Wireless communications systems include cellular systems which have particularly enjoyed expansive popularity. Cellular systems generally comprise a base station and a plurality of portable stations. Cellular systems offer a radius of approximately 1-15 km per base station, and traditionally provide coverage for cities, railways and main roads. However, existing cellular systems typically utilize a service network which is distinct from the existing network (e.g., Public Switched Telephone Network (PSTN) or Integrated Services Digital Network (ISDN)).
Other wireless communication protocols have been introduced to provide benefits over existing cellular wireless technologies. Such communication protocols provide benefits of interfacing directly with and utilizing the existing digital network. Such direct interfacing capabilities eliminate the need for a distinct switching system.
One such communication system is the personal handy-phone system (PHS). The personal handy-phone system is a digital cordless telephone system that offers integrated telecommunication services, such as voice and data, via a universal radio interface. The personal handy-phone system offers digitalization of the communication system. In particular, the digital personal handy-phone system offers improved quality and effective use of frequencies.
Personal handy-phone systems comprise at least one base station and a plurality of corresponding personal stations. The personal handy-phone system offers flexible inter-connectability wherein connection of a personal station with a plurality base stations at various locations such as the office, home, or outdoors is possible. The PHS standard is set forth by the Telecommunications Technical Committee of Japan in "Personal Handy Phone System", Japanese Telecommunications System Standard, RCR-STD 28.
The personal handy-phone system also offers connectability with existing communications networks. Connection is possible with analog telephone networks as well as digital networks.
Personal handy-phone systems typically comprise a plurality of personal stations (PS), also referred to as handsets, and base stations, also referred to as cell stations (CS). Personal handy-phone systems are designed to provide wireless multimedia communications, terminal mobility, and complete two way communications. Personal handy-phone systems utilize a micro-cell structure. Personal stations and base stations of the personal handy-phone system are configured to transmit and receive data via a plurality of data packets, also referred to as slots.

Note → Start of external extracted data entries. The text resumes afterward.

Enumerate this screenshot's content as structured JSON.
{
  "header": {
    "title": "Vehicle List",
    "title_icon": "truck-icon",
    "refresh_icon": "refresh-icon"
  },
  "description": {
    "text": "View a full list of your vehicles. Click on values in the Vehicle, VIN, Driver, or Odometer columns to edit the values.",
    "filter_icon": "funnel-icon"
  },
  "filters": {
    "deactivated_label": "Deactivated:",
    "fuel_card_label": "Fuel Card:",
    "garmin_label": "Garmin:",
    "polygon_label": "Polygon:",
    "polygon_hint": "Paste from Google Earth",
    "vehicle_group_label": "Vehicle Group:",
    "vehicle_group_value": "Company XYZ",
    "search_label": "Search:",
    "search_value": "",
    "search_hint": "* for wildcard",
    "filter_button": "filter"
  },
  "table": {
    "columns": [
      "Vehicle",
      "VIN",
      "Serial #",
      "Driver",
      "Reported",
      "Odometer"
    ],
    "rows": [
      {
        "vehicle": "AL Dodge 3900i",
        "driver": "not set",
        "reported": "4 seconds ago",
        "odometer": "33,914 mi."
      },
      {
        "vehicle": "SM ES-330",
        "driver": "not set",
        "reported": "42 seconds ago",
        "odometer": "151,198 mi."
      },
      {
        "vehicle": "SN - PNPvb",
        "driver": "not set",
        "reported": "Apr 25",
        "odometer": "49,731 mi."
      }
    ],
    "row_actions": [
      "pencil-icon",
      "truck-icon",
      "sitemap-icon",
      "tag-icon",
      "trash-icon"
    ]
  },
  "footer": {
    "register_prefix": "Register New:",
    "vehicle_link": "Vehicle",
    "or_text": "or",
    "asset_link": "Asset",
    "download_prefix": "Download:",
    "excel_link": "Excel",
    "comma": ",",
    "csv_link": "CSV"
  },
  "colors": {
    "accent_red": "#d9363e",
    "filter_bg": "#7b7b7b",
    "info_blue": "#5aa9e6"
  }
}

The base stations may be of a low power output type (i.e., 10 mW) generally for indoor applications, or a standard power output type (i.e., 20 mW) or high power output type (i.e., 100-500 mW) for outdoor applications. Group control functions may be implemented to increase communication channels in an area with heavy traffic whereby multiple base stations acre controlled via the same control channel. Such stations may be arranged in a master/slave configuration.
Radio interfaces of the base stations and personal stations individually have four-channel time division multiple access capability with time division duplexing (four-channel TDMA-TDD). The implementation of TDMP, and TDD in accordance with the personal handy-phone system communication standard necessitates synchronization of the personal stations and the corresponding base station.
Individual base stations are synchronized with the appropriate telecommunications network to ensure reliable communications therebetween. Individual ones of the slave base stations are synchronized with the master base station in master/slave configurations.
Reference signals provided by conventional telecommunication networks (e.g., Integrated Services Digital Network) are typically unreliable inasmuch as phase drift is frequently experienced in such reference signals. Further, other reference signals may also experience phase drift during communications between the devices. It is preferred to periodically analyze the synchronization of the communication devices to verify the correct timing of the devices and compensate for phase drift.
Conventional synchronization techniques utilize hard-wired circuitry to compensate for phase drift and assure synchronization. However, these techniques are designed for a specific use and fail to provide flexibility to support a plurality of applications.
Therefore, there exists a need for assuring synchronization of the communication stations of a personal handy-phone system and providing flexibility for assuring synchronization in a plurality of applications.